Elle franchit la grande grille en fer forgée et parcourut le chemin pavé ; mais un élément dans le décor l’intriguait. Trois chevaux qu’elle ne connaissait pas, scellés et impeccablement brossés, broutaient tranquillement devant chez elle. Pas plus inquiète que cela, Lyra entra chez elle gaiement et tomba nez à nez avec Marie. La femme de chambre indiqua de la tête la porte fermée du salon, les lèvres pincées. Un léger sentiment d’inconfort commença à s’immiscer au creux du ventre de Lyra, prenant petit à petit l’ascendant sur la faim.

La jeune femme ouvrit le battant droit de la porte puis le referma instantanément dans un silence totale. Monsieur Merryweather était assis sur le canapé qui lui faisait face, une tasse de thé portée à ses lèvres, accompagné de Cassandra et d’Obélia qui se tenaient le dos droit. Madame Merryweather était debout près de la cheminée allumée, derrière son père, triturant de ses deux mains un éventail en dentelle bleuet. Enora avait le regard rivé sur la fenêtre qui donnait sur le jardin à l’entrée ; sans doute observait-elle les chevaux.

Trois hommes en uniformes étaient également installés sur l’autre canapé, celui qui faisait face au père de Lyra. Cette dernière ne voyait pas leur visage, puisqu’ils étaient dos à elle.

  • Jeune fille, commença Monsieur Merryweather en regardant son enfant droit dans les yeux, tu nous dois des explications, termina t-il en croisant les bras de mécontentement.

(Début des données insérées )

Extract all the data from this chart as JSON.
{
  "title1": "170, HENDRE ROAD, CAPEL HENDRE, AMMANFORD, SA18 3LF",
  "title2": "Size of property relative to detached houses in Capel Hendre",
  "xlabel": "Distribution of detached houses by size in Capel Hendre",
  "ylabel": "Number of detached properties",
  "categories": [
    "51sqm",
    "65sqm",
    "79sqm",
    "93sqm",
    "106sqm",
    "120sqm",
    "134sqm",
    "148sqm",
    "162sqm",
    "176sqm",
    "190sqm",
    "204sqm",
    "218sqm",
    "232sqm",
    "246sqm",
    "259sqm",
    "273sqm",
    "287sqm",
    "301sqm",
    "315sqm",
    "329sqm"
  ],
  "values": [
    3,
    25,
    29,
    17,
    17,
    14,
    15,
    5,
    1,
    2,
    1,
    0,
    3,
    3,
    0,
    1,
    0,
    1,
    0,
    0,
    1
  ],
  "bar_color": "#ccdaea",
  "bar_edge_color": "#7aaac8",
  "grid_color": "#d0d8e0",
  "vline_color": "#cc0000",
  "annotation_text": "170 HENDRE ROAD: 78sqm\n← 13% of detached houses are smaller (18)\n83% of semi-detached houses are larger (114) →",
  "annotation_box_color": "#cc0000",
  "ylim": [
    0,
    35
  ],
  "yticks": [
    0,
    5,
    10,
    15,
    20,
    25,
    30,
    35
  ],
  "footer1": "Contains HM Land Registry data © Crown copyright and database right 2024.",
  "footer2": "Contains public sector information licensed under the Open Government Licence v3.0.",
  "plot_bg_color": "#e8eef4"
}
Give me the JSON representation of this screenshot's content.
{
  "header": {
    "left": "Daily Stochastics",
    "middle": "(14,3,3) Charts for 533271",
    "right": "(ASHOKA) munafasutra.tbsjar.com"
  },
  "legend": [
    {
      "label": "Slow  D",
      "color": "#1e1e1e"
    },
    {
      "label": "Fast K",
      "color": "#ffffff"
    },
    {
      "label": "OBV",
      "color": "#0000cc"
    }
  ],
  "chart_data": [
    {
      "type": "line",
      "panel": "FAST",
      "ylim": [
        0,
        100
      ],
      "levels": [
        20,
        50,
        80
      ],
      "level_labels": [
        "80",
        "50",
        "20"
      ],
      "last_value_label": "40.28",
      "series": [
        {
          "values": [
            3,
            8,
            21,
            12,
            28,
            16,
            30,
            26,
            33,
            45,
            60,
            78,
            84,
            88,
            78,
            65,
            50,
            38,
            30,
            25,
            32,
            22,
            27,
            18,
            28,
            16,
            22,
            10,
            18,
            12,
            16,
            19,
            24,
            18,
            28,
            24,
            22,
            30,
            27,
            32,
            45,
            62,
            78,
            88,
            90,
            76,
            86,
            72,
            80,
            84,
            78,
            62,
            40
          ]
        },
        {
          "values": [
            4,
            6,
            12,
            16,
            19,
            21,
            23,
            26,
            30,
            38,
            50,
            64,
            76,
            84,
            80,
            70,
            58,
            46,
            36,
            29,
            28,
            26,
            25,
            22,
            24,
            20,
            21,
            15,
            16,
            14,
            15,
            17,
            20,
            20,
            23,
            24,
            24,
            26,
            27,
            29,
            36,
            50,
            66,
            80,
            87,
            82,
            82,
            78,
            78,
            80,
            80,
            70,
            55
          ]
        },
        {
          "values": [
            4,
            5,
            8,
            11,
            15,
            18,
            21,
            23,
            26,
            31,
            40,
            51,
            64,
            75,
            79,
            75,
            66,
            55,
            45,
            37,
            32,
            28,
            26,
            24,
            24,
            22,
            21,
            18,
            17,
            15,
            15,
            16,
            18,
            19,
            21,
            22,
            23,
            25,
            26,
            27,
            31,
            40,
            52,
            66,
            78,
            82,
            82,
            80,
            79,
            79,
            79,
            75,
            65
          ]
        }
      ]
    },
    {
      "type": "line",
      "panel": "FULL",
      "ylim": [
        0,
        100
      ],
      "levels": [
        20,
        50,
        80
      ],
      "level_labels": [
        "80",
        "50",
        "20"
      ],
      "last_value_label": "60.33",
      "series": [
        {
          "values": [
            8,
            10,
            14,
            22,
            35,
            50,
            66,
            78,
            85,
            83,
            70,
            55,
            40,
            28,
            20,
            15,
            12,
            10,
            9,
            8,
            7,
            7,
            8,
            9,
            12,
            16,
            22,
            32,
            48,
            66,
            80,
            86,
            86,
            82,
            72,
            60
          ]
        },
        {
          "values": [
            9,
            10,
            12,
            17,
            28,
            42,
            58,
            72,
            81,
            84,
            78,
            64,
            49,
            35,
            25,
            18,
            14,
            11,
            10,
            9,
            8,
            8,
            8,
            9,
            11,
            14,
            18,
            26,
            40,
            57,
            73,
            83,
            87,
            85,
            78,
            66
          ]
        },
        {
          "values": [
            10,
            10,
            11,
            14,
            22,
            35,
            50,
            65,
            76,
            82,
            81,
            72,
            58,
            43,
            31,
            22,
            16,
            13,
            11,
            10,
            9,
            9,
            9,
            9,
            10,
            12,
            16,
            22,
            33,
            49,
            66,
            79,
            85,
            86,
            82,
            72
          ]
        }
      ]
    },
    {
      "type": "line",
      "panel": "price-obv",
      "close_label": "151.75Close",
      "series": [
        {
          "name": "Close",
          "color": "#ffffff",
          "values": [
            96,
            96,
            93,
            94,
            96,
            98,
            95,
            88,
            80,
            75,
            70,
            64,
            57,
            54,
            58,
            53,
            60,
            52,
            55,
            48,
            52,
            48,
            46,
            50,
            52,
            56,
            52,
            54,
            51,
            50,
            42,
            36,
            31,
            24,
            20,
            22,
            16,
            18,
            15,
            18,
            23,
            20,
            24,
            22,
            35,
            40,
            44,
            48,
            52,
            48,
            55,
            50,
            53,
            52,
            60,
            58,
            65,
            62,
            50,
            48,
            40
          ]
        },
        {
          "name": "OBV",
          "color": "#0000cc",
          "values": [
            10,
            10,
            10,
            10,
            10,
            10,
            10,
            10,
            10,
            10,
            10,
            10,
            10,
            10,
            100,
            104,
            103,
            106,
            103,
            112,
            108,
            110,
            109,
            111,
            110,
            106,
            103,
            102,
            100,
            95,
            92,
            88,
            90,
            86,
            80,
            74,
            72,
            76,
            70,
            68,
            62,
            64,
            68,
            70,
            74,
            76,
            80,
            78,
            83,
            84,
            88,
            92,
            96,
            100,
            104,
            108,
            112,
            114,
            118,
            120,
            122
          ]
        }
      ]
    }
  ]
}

Lyra, dans l’incompréhension la plus totale, avança dans la pièce pour enfin identifier ces importuns qui vraisemblablement lui apportaient des ennuis. Les deux premiers hommes lui étaient parfaitement inconnus. Le premier, de petite taille, était carré des pieds à la tête et étonnamment musclé. Le deuxième, beaucoup plus grand, avait des traits acérés et les yeux intelligents. Quant au dernier, elle ne le connaissait à présent que trop bien.

Bien qu’elle n’ait jamais vu son visage, puisqu’il était caché par un masque doré.